Becoming a ‘sovereign citizen’ was for a woman who… Pointer anonymously tells her story, the way out of her debts. At least, that’s what she thought. Her debts have now almost doubled.
No more paying taxes, canceling health insurance and ignoring fines that pop up on the mat. ‘Autonomists’ no longer want to be part of society in any way and believe that Dutch laws and regulations do not apply to them.
Withdrawal from society
Subway previously wrote about a bailiff who increasingly encounters such citizens. But who are these people who withdraw from society?
Pointer spoke several autonomists or ‘sovereigns’. One of them, Jeanette Lohuis, started a residential community in Spain and runs a webshop where people can order materials that would make autonomous life possible. Such as fake embassy signs and fake diplomatic passports.
Don’t pay taxes
Lohuis does not pay road tax or income tax, she explains. She explains in a letter to the tax authorities why she believes she does not have to pay tax. She also explains to people how you can choose what you do and do not pay.
Experts agree: actively spreading this message is deception. “She really leads people astray,” says Jelle van Buuren, senior lecturer in Security Studies at Leiden University. “You are defrauding people who provide you with incorrect information. They often have to pay for it too. There is often a revenue model behind that management,” says professor of general legal science Jan Brouwer.
Get out of debt by becoming sovereign
One of the people who was misled is a woman from the north of the Netherlands. She started with a debt of 30,000 euros, which weighed heavily on her. “Bailiffs at the door, collection agencies, we have already been cut off from gas, water and electricity.”

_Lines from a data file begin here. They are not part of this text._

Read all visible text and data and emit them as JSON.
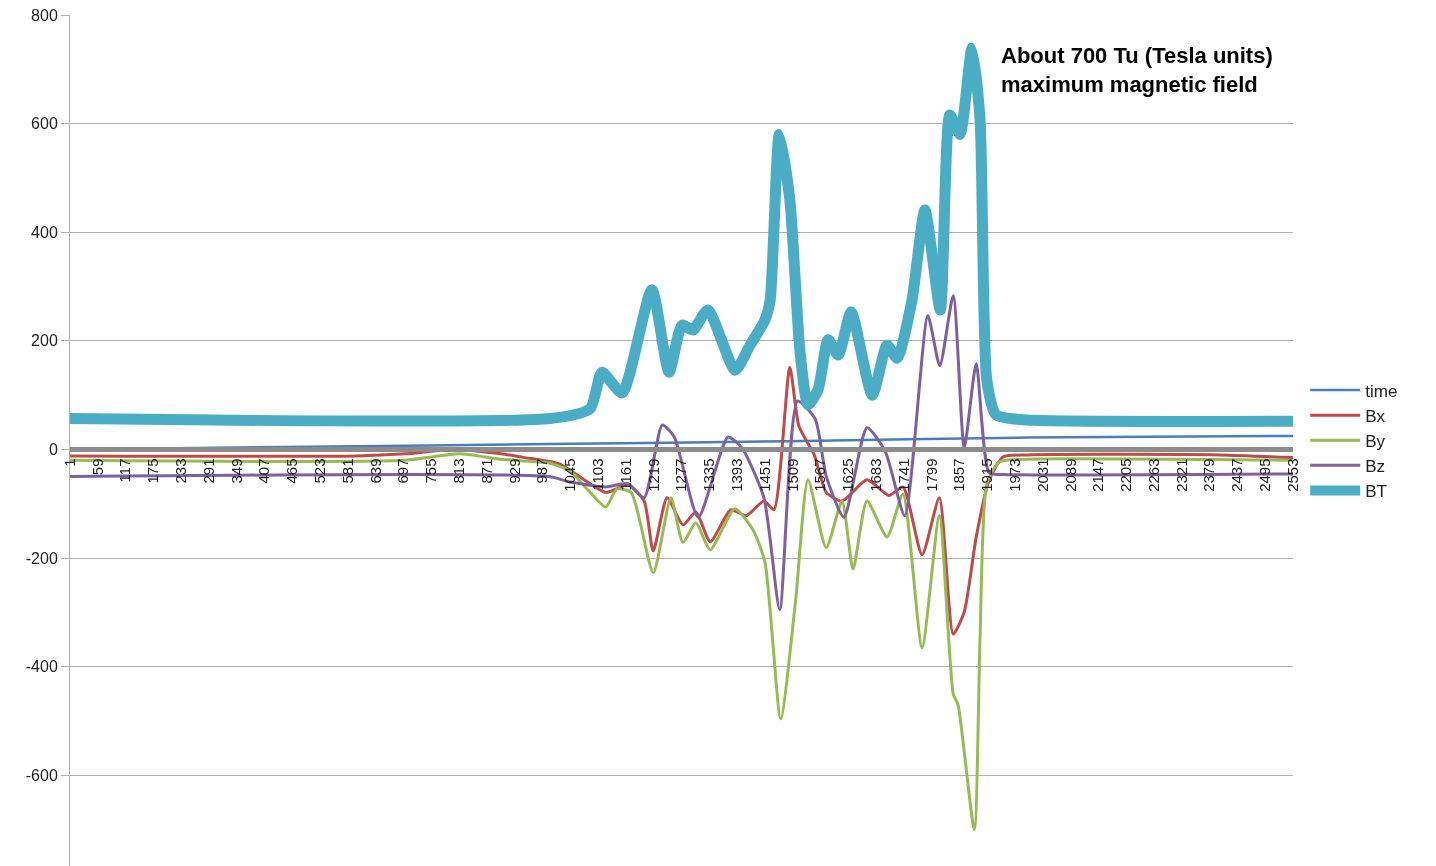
{
  "chart_data": {
    "type": "line",
    "annotations": [
      "About 700 Tu (Tesla units)\nmaximum magnetic field"
    ],
    "xlim": [
      1,
      2553
    ],
    "xticks": [
      1,
      59,
      117,
      175,
      233,
      291,
      349,
      407,
      465,
      523,
      581,
      639,
      697,
      755,
      813,
      871,
      929,
      987,
      1045,
      1103,
      1161,
      1219,
      1277,
      1335,
      1393,
      1451,
      1509,
      1567,
      1625,
      1683,
      1741,
      1799,
      1857,
      1915,
      1973,
      2031,
      2089,
      2147,
      2205,
      2263,
      2321,
      2379,
      2437,
      2495,
      2553
    ],
    "ylim": [
      -767,
      800
    ],
    "yticks": [
      -600,
      -400,
      -200,
      0,
      200,
      400,
      600,
      800
    ],
    "grid": "y",
    "legend": "right",
    "marker": "none",
    "line_style": "solid",
    "series": [
      {
        "name": "time",
        "color": "#4a7ebb",
        "x": [
          1,
          500,
          1000,
          1500,
          2000,
          2553
        ],
        "values": [
          0,
          5,
          10,
          15,
          22,
          25
        ]
      },
      {
        "name": "Bx",
        "color": "#be4b48",
        "x": [
          1,
          600,
          700,
          804,
          900,
          950,
          1023,
          1119,
          1165,
          1199,
          1218,
          1247,
          1280,
          1307,
          1337,
          1380,
          1412,
          1449,
          1470,
          1503,
          1522,
          1554,
          1579,
          1612,
          1664,
          1710,
          1739,
          1779,
          1815,
          1844,
          1867,
          1892,
          1919,
          1948,
          2000,
          2400,
          2553
        ],
        "values": [
          -12,
          -12,
          -8,
          0,
          -8,
          -15,
          -27,
          -79,
          -65,
          -95,
          -187,
          -89,
          -139,
          -115,
          -170,
          -111,
          -122,
          -95,
          -111,
          151,
          43,
          -10,
          -79,
          -95,
          -56,
          -85,
          -69,
          -194,
          -89,
          -340,
          -299,
          -161,
          -56,
          -14,
          -10,
          -10,
          -15
        ]
      },
      {
        "name": "By",
        "color": "#98b954",
        "x": [
          1,
          700,
          813,
          900,
          1000,
          1045,
          1076,
          1119,
          1142,
          1172,
          1218,
          1255,
          1280,
          1307,
          1337,
          1388,
          1426,
          1451,
          1484,
          1515,
          1541,
          1579,
          1612,
          1635,
          1664,
          1706,
          1739,
          1779,
          1815,
          1844,
          1854,
          1888,
          1900,
          1914,
          1940,
          2000,
          2553
        ],
        "values": [
          -20,
          -20,
          -8,
          -18,
          -25,
          -40,
          -69,
          -106,
          -73,
          -79,
          -227,
          -89,
          -171,
          -135,
          -185,
          -109,
          -148,
          -207,
          -496,
          -279,
          -56,
          -181,
          -95,
          -220,
          -95,
          -161,
          -82,
          -365,
          -122,
          -450,
          -470,
          -700,
          -345,
          -63,
          -23,
          -18,
          -20
        ]
      },
      {
        "name": "Bz",
        "color": "#7d60a0",
        "x": [
          1,
          1000,
          1045,
          1119,
          1165,
          1199,
          1237,
          1262,
          1312,
          1374,
          1403,
          1449,
          1482,
          1519,
          1556,
          1579,
          1616,
          1664,
          1702,
          1743,
          1791,
          1816,
          1844,
          1867,
          1892,
          1919,
          1948,
          2553
        ],
        "values": [
          -50,
          -50,
          -60,
          -69,
          -63,
          -89,
          45,
          23,
          -125,
          23,
          3,
          -89,
          -295,
          89,
          56,
          -49,
          -125,
          40,
          -3,
          -122,
          246,
          154,
          283,
          3,
          158,
          -43,
          -46,
          -45
        ]
      },
      {
        "name": "BT",
        "color": "#4bacc6",
        "x": [
          1,
          1003,
          1086,
          1111,
          1153,
          1215,
          1251,
          1278,
          1301,
          1332,
          1389,
          1420,
          1451,
          1462,
          1481,
          1503,
          1524,
          1541,
          1562,
          1583,
          1604,
          1631,
          1675,
          1706,
          1727,
          1758,
          1785,
          1817,
          1837,
          1858,
          1883,
          1900,
          1914,
          1933,
          1983,
          2553
        ],
        "values": [
          57,
          57,
          75,
          142,
          104,
          294,
          142,
          229,
          220,
          257,
          146,
          192,
          238,
          275,
          580,
          460,
          183,
          82,
          110,
          202,
          174,
          253,
          100,
          192,
          168,
          275,
          441,
          257,
          616,
          580,
          739,
          607,
          128,
          64,
          55,
          52
        ]
      }
    ]
  }
}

At a meeting she hears how you could stop this by becoming sovereign. “You didn’t pay anything anymore. No taxes, rent, mortgage or gas, water and electricity.” It no longer makes sense to her now, but it did at the time, she explains. “I wanted to believe it.”
The misery caused by the message of an ‘autonomous life’ is great, says Van Buuren. “Families with children end up on the street because they really think that the government has no right to tax them or that they do not have to pay rent. And if you screw some kind of sign on the facade saying ‘I am an embassy’, then the idea is that the government is not even allowed to come in.”
“We are now starting to see examples of the government actually coming in, causing people to go bankrupt, become bankrupt, and be evicted from their homes. That is the social drama you see.”
Drama after wanting to become sovereign
A tragedy, according to the woman who hoped that by becoming ‘sovereign’ she would get out of debt. “I now think I have between 50,000 and 55,000 euros in debt. It has gotten much worse.”
Afterwards she deeply regrets her choice. “How stupid I was to get sucked into that. It is a black page in my life. I should never have done it.”
That’s why she’s speaking out, she says. “I hope to save people from the same mistake I made,” she says. “Don’t fall for it. Just don’t do it.”
You can watch the episode of Pointer here: The autonomous dream.